Nesse sentido, é absurdo e inaceitável ver que mesmo depois de 400 anos de luta, tantos passos dados e sangue derramado, a mídia, os policiais e milhares de pessoas atuem como colonizadores que insistem em atribuir às religiões afro-brasileiras, de forma racista, elementos e práticas que não são nossos. A associação de Lázaro a religiões de matriz africana é, além de equivocada, perversa e revela o quanto uma significativa parcela da população brasileira parece não conhecer a história da escravidão, a contribuição do povo negro para os alicerces desse país e as religiões de matriz africana em seus próprios termos, ignorância que programas de TV sensacionalistas alimentam constantem.

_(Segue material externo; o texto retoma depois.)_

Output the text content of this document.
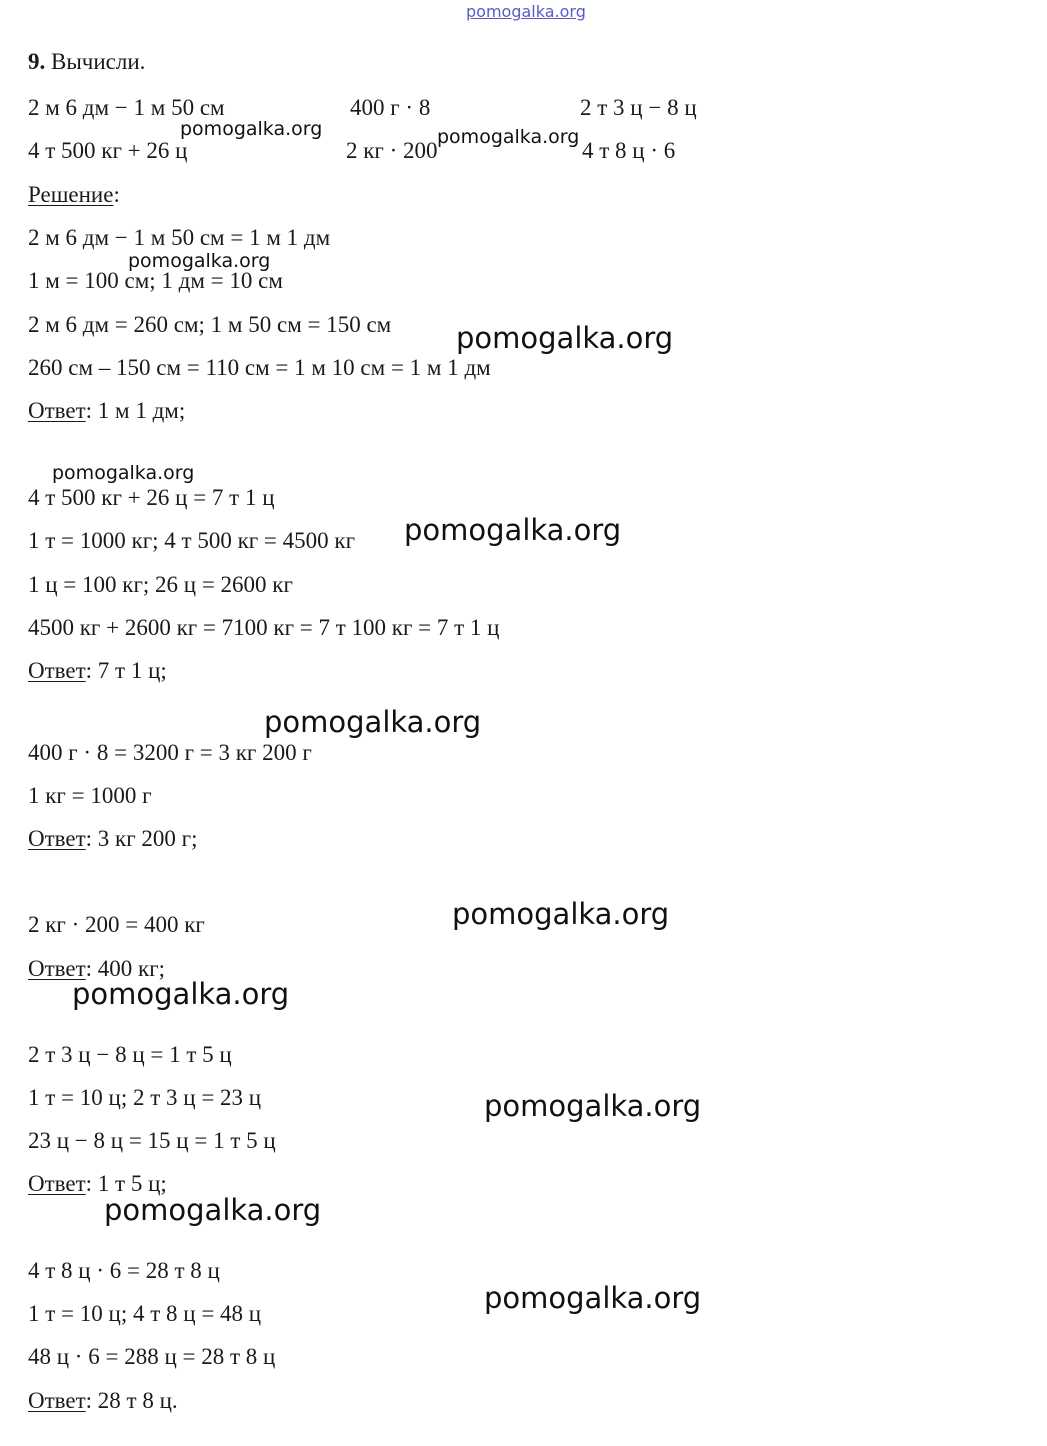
pomogalka.org
9. Вычисли.
2 м 6 дм − 1 м 50 см	400 г · 8	2 т 3 ц − 8 ц
4 т 500 кг + 26 ц	2 кг · 200	4 т 8 ц · 6
Решение:
2 м 6 дм − 1 м 50 см = 1 м 1 дм
1 м = 100 см; 1 дм = 10 см
2 м 6 дм = 260 см; 1 м 50 см = 150 см
260 см – 150 см = 110 см = 1 м 10 см = 1 м 1 дм
Ответ: 1 м 1 дм;
4 т 500 кг + 26 ц = 7 т 1 ц
1 т = 1000 кг; 4 т 500 кг = 4500 кг
1 ц = 100 кг; 26 ц = 2600 кг
4500 кг + 2600 кг = 7100 кг = 7 т 100 кг = 7 т 1 ц
Ответ: 7 т 1 ц;
400 г · 8 = 3200 г = 3 кг 200 г
1 кг = 1000 г
Ответ: 3 кг 200 г;
2 кг · 200 = 400 кг
Ответ: 400 кг;
2 т 3 ц − 8 ц = 1 т 5 ц
1 т = 10 ц; 2 т 3 ц = 23 ц
23 ц − 8 ц = 15 ц = 1 т 5 ц
Ответ: 1 т 5 ц;
4 т 8 ц · 6 = 28 т 8 ц
1 т = 10 ц; 4 т 8 ц = 48 ц
48 ц · 6 = 288 ц = 28 т 8 ц
Ответ: 28 т 8 ц.
pomogalka.org	pomogalka.org
pomogalka.org
pomogalka.org
pomogalka.org
pomogalka.org
pomogalka.org
pomogalka.org
pomogalka.org
pomogalka.org
pomogalka.org
pomogalka.org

Pareço estar escrevendo sempre o mesmo texto, mas é fundamental resgatar nossa importância e as recorrentes violências vividas por causa de uma ignorância ou de um desejo de manter um velado processo de criminalização de nossa fé, com ações que parecem remontar à escravidão e que caluniam, ferem, matam e insistem em nos condenar até por aquilo que não temos qualquer envolvimento ou responsabilidade. Nesse caso, a incompetência e o despreparo da polícia ganharam outro nome: “macumba”. Por isso, digo e repito: não há Lázaro nas religiões de matriz africana. Temos Exu, mas Exu e o povo de axé não têm nada a ver com o fracasso de uma das maiores operações policiais dos últimos tempos para capturar um foragido.